You could just grab your weapon from the bank before heading to a battle where you knew you would need that dmg type. It wouldn’t be so imbalancing that you’d have to have them all on you all the time and you wouldn’t come across regular mobs that you couldn’t kill without the right dmg type. It would just be a little bit better if you did and add an extra layer for those that wanted more depth.
(edited by Olfinbedwere.5049)
I agree encounters can be more engaging, but a simple weakness/resistance mechanic can become stagnant in and of itself and it adds another layer of difficulty in balancing mobs. What ANet should do is add interesting effects like “takes extra damage when knocked down” or “lose health when boons are stripped” to encourage different styles of play and to exploit existing mechanics.
They add nothing to immersion
Damage types generally don’t add immersion if you think about them at all. Lets take GW1 as an example:
– What exactly is earth damage ?
– Elementalists had access to the 4 classic elements, so you may think they had a choice. They didn’t. Each element was different in how it did damage and those differences were more important than damage types. Which is why they went AOE for fire damage in almost all PvE zones. Against enemies with enough fire resistance that this didn’t happen, they didn’t change to another element. Instead they insisted on a ranger with winter to make all elemental damage into cold damage, which the enemies were weak to.
– Physical damage classes could mod their weapons to deal elemental damage. For them, each element behaved identically. So, if it was worth taking the elemental mod over other mods, it meant taking 4 weapons, one with each mod.

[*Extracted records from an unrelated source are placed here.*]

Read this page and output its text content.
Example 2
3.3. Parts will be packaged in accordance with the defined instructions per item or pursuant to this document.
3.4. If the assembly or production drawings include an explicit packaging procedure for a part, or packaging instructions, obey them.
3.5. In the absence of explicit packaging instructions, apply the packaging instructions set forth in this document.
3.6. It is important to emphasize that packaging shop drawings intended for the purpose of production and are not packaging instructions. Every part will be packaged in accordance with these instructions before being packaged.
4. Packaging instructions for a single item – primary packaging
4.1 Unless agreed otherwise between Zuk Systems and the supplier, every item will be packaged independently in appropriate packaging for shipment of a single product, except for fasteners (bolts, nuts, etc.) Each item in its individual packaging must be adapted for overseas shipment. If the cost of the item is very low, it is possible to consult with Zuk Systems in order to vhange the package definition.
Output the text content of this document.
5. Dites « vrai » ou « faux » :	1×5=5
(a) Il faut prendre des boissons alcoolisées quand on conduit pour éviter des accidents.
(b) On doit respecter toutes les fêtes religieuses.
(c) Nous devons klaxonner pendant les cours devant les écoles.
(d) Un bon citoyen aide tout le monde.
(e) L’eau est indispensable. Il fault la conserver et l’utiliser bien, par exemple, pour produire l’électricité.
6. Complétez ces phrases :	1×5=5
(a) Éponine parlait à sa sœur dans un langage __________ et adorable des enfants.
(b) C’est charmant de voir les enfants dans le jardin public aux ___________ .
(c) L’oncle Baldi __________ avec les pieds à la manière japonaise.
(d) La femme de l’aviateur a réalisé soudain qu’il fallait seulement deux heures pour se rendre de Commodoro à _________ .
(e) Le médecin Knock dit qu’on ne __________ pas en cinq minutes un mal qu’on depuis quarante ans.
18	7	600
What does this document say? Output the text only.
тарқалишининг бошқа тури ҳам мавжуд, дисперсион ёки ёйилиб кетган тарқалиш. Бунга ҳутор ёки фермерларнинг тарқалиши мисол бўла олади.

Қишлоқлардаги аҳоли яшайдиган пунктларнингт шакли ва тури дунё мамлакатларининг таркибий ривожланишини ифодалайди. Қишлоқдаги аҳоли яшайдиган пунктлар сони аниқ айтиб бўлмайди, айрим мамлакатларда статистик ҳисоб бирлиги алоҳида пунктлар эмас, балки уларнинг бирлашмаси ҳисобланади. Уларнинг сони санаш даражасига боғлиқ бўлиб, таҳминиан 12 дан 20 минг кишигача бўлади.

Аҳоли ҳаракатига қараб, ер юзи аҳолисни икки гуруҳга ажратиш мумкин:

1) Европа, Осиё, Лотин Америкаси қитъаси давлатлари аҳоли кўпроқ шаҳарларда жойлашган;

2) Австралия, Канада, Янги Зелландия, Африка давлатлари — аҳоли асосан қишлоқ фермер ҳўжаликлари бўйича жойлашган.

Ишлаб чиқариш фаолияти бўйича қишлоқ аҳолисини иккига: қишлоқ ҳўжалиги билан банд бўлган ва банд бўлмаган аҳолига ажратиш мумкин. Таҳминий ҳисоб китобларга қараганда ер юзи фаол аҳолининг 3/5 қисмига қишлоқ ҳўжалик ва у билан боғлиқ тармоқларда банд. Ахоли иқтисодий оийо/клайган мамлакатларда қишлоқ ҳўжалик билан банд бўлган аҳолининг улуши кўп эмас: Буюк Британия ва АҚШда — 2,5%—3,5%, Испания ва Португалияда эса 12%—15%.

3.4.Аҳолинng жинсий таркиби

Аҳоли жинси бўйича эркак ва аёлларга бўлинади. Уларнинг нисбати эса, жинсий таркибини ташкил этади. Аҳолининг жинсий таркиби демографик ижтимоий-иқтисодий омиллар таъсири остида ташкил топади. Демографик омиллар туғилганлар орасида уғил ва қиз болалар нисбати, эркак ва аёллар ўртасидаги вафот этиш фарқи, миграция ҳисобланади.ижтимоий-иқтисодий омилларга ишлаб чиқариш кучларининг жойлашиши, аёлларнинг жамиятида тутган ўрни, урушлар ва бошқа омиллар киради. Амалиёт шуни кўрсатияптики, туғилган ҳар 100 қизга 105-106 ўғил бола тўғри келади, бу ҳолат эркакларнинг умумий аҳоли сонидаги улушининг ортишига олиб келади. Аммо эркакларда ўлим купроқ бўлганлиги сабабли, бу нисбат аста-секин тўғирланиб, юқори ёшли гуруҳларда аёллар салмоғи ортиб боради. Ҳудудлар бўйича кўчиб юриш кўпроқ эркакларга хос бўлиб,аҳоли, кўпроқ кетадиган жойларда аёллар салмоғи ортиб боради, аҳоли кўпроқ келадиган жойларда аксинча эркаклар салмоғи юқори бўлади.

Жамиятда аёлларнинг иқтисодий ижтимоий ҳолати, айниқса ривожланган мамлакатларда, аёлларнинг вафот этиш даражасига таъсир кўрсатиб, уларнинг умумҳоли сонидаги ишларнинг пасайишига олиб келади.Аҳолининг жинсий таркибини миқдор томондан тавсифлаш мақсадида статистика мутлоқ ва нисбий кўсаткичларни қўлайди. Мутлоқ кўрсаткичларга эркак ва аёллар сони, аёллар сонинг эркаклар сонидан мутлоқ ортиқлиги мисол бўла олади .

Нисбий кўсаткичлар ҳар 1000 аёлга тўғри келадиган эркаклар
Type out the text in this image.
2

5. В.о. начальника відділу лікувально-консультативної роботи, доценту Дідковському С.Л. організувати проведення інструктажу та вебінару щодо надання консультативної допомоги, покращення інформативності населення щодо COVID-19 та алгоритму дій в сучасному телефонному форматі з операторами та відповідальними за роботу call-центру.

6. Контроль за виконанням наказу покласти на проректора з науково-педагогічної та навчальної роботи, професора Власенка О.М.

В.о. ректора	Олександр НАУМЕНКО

– Enemy resistances often made no sense. For example maguuma centaurs have higher cold resistance for some reason. Their rangers have less earth resistance, which is very odd for the class known for elemental resistances.
Frankly, damage types didn’t add any depth to GW1. Just complexity. All it adds are bonuses to killing enemies that are much harder to figure out than foe slaying sigils. So you have to wiki the resistances.
Ah, true and true. Combat depth isn’t easy I guess. Twobit’s knockdown/boon stripping idea is nice. It’s basically adding more combos, I think, which is good. More combos = more strategy.